28岁生日那天,她一个人在家看《艺术人生》。听见王姬说“在事业与家庭之间,20岁的时候选事业,40岁的时候选家庭”,她突然就哭了。28岁了,事业有成,可是单身女子的孤寂却在一点点地吞噬她的青春。
她爱的男人,那个从大学到结婚后都在爱着的男人,在恋爱的第七年,把一纸《离婚协议书》放到她的面前。
他说:“我只想要一个温暖的家,有妻子有孩子的家。”然后他走了。那天下着雨。他从门后摸出一把伞,最后看了一眼她,不发一言地走远。他的背影在雨里蹒跚,肩膀塌下去,不再挺拔。

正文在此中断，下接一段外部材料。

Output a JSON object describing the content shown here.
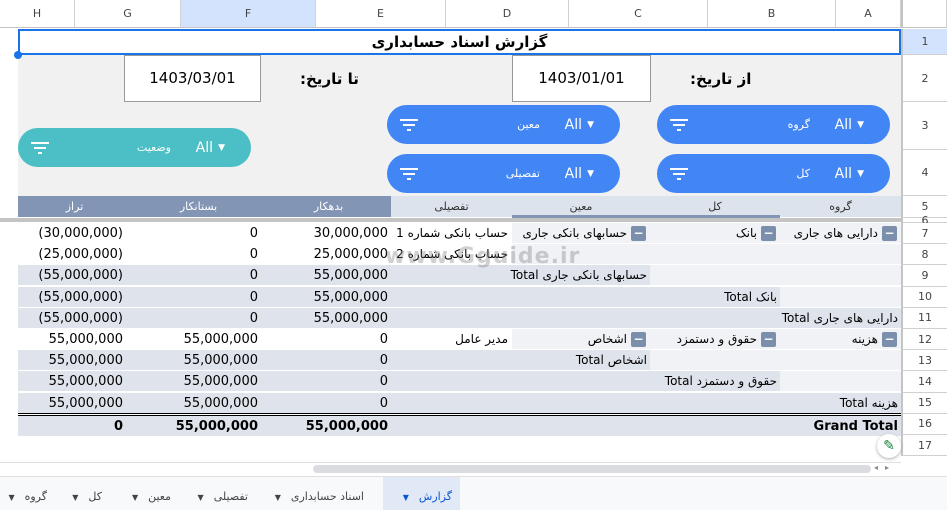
{
  "columns": [
    "H",
    "G",
    "F",
    "E",
    "D",
    "C",
    "B",
    "A"
  ],
  "rows": [
    "1",
    "2",
    "3",
    "4",
    "5",
    "6",
    "7",
    "8",
    "9",
    "10",
    "11",
    "12",
    "13",
    "14",
    "15",
    "16",
    "17"
  ],
  "title": "گزارش اسناد حسابداری",
  "from_label": "از تاریخ:",
  "from_date": "1403/01/01",
  "to_label": "تا تاریخ:",
  "to_date": "1403/03/01",
  "filters": [
    {
      "label": "گروه",
      "value": "All",
      "color": "#4285f4"
    },
    {
      "label": "کل",
      "value": "All",
      "color": "#4285f4"
    },
    {
      "label": "معین",
      "value": "All",
      "color": "#4285f4"
    },
    {
      "label": "تفصیلی",
      "value": "All",
      "color": "#4285f4"
    },
    {
      "label": "وضعیت",
      "value": "All",
      "color": "#4bbfc5"
    }
  ],
  "table": {
    "headers": {
      "group": "گروه",
      "kol": "کل",
      "moin": "معین",
      "tafsili": "تفصیلی",
      "debit": "بدهکار",
      "credit": "بستانکار",
      "balance": "تراز"
    },
    "rows": [
      {
        "group": "دارایی های جاری",
        "kol": "بانک",
        "moin": "حسابهای بانکی جاری",
        "tafsili": "حساب بانکی شماره 1",
        "debit": "30,000,000",
        "credit": "0",
        "balance": "(30,000,000)"
      },
      {
        "tafsili": "حساب بانکی شماره 2",
        "debit": "25,000,000",
        "credit": "0",
        "balance": "(25,000,000)"
      },
      {
        "total": "حسابهای بانکی جاری Total",
        "level": 2,
        "debit": "55,000,000",
        "credit": "0",
        "balance": "(55,000,000)"
      },
      {
        "total": "بانک Total",
        "level": 1,
        "debit": "55,000,000",
        "credit": "0",
        "balance": "(55,000,000)"
      },
      {
        "total": "دارایی های جاری Total",
        "level": 0,
        "debit": "55,000,000",
        "credit": "0",
        "balance": "(55,000,000)"
      },
      {
        "group": "هزینه",
        "kol": "حقوق و دستمزد",
        "moin": "اشخاص",
        "tafsili": "مدیر عامل",
        "debit": "0",
        "credit": "55,000,000",
        "balance": "55,000,000"
      },
      {
        "total": "اشخاص Total",
        "level": 2,
        "debit": "0",
        "credit": "55,000,000",
        "balance": "55,000,000"
      },
      {
        "total": "حقوق و دستمزد Total",
        "level": 1,
        "debit": "0",
        "credit": "55,000,000",
        "balance": "55,000,000"
      },
      {
        "total": "هزینه Total",
        "level": 0,
        "debit": "0",
        "credit": "55,000,000",
        "balance": "55,000,000"
      },
      {
        "total": "Grand Total",
        "level": 0,
        "grand": true,
        "debit": "55,000,000",
        "credit": "55,000,000",
        "balance": "0"
      }
    ]
  },
  "watermark": "www.Gguide.ir",
  "sheet_tabs": [
    {
      "label": "گزارش",
      "active": true
    },
    {
      "label": "اسناد حسابداری"
    },
    {
      "label": "تفصیلی"
    },
    {
      "label": "معین"
    },
    {
      "label": "کل"
    },
    {
      "label": "گروه"
    }
  ],
  "colors": {
    "accent": "#4285f4",
    "teal": "#4bbfc5",
    "header_dark": "#8395b5",
    "total_row": "#dfe3eb"
  }
}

她想起,七年前,也是这样的一个雨天里,他邀她去看电影。回来的路上雨很大,他撑一把伞在她头顶,笑着对她说:“我最喜欢‘天堂’这个牌子,坚固耐用不说,最难得是名字好。下雨天,一对情侣缩在这样的伞下面,不是天堂是什么?”看见她的脸红了,他就乘胜追击:“小曼,做我女朋友,好么?”从那以后,他们就一步步从恋人走到了夫妻。
刚结婚的时候,两个人都在事业单位工作,月薪加起来才一千多元。那时他们只能租房子,吃不起好菜,连好衣裳都没有,就更不敢要孩子。结婚第二年,她怀孕了,没吱声,一个人偷偷地跑到医院做了人工流产。后来被他知道了,他抱着她哭,他说,“对不起,我让你受委屈了,我连咱们的孩子都养不起!”她看着他痛哭的样子,很心疼。
也是在那一年,她辞去公职,去一家外企做公关分析,月薪3000元,另外根据策划方案的优劣获得不同份额的奖金。然而每天要工作至少十二个小时,还要搞大量的市场调查,甚至还得在一线店里搞促销。常常她回家时他已经睡了,而他醒来时,她已经上班。
有一次台风过境,海边滔天的浪扑打到岸上,道路阻滞,车辆禁行。他下班后急急忙忙抓起伞往她的写字楼冲。一路上风把伞掀翻了无数次,他像落汤鸡一样跑到她的公司楼下,却被告知她不在。那天他失望地走回家,只有电话录音短暂的留言:我出差了,两天后回来。
这样,她渐渐变成衣着光鲜的白领,有不菲的薪水,穿名牌的时装,熟悉西餐的吃法,也开始攒钱买房买车。可是,他们开始很少见面,她甚至已经记不起,是从什么时候开始他最后一次说出“爱你”两个字。
属于温带海洋气候的城市里,夏天雨依然很多。他不再需要接送她上下班,因为她走到地下停车场里,就自然会有出租车可以坐。他只是一个人,依然撑一把杭州产的“天堂”伞独自上下班。很多时候,他会在伞下想起大学里那些一起撑伞走过的岁月。
他始终很想问她:你还记得大学里的那把伞么?还记不记得什么才是天堂?是华丽的楼宇,还是坚固的感情与温暖的家?可是她已经很少出现在他面前。只是偶尔地,她会在难得的休息日里为他做一餐饭。她很开心地看他吃,告诉他自己的业绩,还有再过多久,就会有自己的一套位于海边的房子。她的手袋里有的时候也会放一把阳伞,他不认识那个牌子,但是知道那是台湾的品牌,上面画着三只小熊,一把伞要近两百元,轻得像是风一吹就能走。
他渐渐地累了,累了这样的婚姻。直到有一天,他偶然间发现了她的病历。上面清清楚楚地写着:三天前,她刚刚去医院做了第二次人工流产手术。他再也忍无可忍。她惶恐地解释:事业正是如日中天的时候,这个时候如果生孩子就会被解雇,她是迫不得已。
他没有听完就走了。走的时候下雨,他还是拿起门后那把“天堂”伞,在风雨里,它坚固地撑出一方没有雨的天空。这样的温暖,有点像家,可是,却不是现在的这个家。
就这样,他从她的生命里走远,连头都没有回。他不知道,她是在失去婚姻之后才明白什么是人生中最宝贵的东西。
她辞职了,拿着原来准备买房子的钱出门旅游散心。在杭州,看见西湖边上卖“天堂”伞的摊位,她泪如雨下。她是直到那一刻才知道什么叫做“天堂”。那是家,是有丈夫的关怀和孩子笑声的家;是无论男女,都要在工作之余想着、念着、细心经营着的家;是同感情一样不浇灌就会坍塌的家。只可惜,她懂得太晚。